TechFlow, selon un rapport du réseau juridique, le tribunal populaire de la ville de Yuanjiang dans la province du Hunan a récemment examiné une affaire de litige découlant d'une transaction de monnaie virtuelle.
Dans cette affaire, M. Zhou s'est adressé à son ami M. Dai afin qu'il lui achète la cryptomonnaie BZZ pour investissement. Sur mandat de M. Zhou, M. Dai a donc acheté des BZZ auprès de M. Zheng, qui a ensuite envoyé la monnaie virtuelle vers le portefeuille imToken de M. Zhou. Cependant, quelque temps plus tard, M. Zhou a intenté une action en justice contre M. Zheng, exigeant le remboursement de 76 518 yuans correspondant à l'achat des BZZ ainsi que des frais dus à l'occupation de ces fonds.

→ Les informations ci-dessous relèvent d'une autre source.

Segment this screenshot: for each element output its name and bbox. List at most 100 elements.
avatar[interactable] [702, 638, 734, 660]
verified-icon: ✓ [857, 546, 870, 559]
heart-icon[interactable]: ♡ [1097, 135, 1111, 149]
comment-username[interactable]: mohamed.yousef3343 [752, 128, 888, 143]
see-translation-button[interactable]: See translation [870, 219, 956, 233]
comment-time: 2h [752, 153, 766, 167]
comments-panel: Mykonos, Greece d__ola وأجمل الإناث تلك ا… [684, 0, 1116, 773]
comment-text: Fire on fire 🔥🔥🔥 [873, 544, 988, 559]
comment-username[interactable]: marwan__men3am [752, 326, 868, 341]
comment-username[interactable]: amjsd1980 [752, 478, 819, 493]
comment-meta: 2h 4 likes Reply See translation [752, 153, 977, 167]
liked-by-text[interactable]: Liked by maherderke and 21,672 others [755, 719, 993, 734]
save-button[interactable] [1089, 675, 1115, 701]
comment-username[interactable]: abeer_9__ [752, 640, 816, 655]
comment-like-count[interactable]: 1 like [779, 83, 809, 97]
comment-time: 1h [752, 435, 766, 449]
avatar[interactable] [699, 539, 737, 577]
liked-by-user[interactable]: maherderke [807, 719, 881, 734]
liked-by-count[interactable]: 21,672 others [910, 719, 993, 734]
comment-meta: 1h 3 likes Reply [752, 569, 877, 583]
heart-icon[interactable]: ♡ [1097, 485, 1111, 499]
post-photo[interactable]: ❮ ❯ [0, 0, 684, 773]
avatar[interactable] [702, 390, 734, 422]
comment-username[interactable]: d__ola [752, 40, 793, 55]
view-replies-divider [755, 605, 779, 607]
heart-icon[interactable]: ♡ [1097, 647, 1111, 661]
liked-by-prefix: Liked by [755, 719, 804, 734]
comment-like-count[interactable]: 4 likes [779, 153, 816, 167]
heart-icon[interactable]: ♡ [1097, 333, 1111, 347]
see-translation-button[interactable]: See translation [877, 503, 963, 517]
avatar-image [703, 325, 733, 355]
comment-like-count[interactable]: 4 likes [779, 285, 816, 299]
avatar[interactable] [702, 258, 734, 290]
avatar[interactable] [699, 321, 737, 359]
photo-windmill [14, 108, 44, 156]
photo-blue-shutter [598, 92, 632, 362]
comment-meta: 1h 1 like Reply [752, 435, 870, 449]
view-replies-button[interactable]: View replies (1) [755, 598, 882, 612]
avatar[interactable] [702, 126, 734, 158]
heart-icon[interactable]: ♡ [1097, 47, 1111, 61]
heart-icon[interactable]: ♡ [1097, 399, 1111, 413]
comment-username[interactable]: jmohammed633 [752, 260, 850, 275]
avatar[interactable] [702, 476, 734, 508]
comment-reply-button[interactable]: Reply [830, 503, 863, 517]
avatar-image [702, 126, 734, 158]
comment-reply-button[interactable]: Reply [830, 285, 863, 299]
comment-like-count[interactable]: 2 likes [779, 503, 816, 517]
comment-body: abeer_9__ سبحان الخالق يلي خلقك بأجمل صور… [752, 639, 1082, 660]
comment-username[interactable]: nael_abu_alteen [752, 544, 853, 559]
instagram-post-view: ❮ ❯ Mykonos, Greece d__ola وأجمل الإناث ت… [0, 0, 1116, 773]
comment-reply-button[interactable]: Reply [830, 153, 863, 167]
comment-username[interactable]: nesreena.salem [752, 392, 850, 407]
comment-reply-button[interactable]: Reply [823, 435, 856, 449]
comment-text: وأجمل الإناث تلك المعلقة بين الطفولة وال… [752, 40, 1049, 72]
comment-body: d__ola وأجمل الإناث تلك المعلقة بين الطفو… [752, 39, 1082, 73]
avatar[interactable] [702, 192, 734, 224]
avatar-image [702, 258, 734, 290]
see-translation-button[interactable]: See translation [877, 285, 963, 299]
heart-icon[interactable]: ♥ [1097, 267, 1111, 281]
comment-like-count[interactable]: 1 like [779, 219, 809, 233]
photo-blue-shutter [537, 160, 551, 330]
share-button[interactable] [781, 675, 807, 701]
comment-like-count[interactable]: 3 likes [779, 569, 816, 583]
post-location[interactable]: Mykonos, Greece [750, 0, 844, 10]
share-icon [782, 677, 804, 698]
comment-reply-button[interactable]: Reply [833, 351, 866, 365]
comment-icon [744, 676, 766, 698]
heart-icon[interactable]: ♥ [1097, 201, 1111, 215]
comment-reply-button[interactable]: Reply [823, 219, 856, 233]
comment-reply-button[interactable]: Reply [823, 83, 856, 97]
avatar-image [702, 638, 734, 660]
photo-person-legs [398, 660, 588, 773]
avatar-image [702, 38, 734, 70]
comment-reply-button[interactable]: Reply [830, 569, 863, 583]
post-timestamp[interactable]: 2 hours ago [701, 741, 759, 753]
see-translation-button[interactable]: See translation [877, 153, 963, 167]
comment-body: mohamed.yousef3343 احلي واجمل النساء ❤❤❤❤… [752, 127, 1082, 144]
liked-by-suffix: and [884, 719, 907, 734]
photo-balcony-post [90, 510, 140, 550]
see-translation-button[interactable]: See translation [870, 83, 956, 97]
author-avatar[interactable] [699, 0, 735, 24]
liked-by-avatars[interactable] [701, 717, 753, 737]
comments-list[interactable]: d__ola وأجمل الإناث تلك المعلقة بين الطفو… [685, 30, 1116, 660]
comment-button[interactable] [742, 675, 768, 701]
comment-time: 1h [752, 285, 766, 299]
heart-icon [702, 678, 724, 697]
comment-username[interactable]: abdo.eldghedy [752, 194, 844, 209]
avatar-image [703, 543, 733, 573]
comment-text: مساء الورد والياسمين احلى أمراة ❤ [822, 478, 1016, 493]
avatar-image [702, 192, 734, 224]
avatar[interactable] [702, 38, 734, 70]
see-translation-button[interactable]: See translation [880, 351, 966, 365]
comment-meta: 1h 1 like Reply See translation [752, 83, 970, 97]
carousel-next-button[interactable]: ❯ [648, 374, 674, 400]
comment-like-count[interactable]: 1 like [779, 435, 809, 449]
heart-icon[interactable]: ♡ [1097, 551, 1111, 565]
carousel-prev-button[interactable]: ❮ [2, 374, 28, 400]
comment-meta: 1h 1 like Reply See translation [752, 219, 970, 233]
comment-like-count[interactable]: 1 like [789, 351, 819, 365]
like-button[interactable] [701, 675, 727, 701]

Le tribunal, après examen, a estimé que toute personne morale ou physique exerçant une activité civile ne doit pas violer les dispositions légales ni heurter l'ordre public et les bonnes mœurs. La monnaie BZZ, similaire au bitcoin, constitue une monnaie virtuelle numérique dépourvue de caractère légal et ne devrait ni ne peut être utilisée comme monnaie sur le marché. Les activités liées aux monnaies virtuelles relèvent d'activités financières illégales. Les citoyens participant à des transactions de monnaies virtuelles doivent assumer eux-mêmes les risques d'investissement. Ainsi, les actes de mandat, d'achat, de gestion autour des BZZ ainsi que les demandes de remboursement qui en découlent entre M. Zhou, M. Zheng et M. Dai ne bénéficient actuellement d'aucune protection juridique en Chine. Les conséquences de ces agissements doivent être entièrement supportées par les parties elles-mêmes. Par conséquent, la demande de M. Zhou tendant au remboursement de 76 518 yuans et au paiement des frais d'occupation des fonds n'a aucun fondement factuel ni juridique. Le tribunal a donc rejeté la demande en justice de M. Zhou.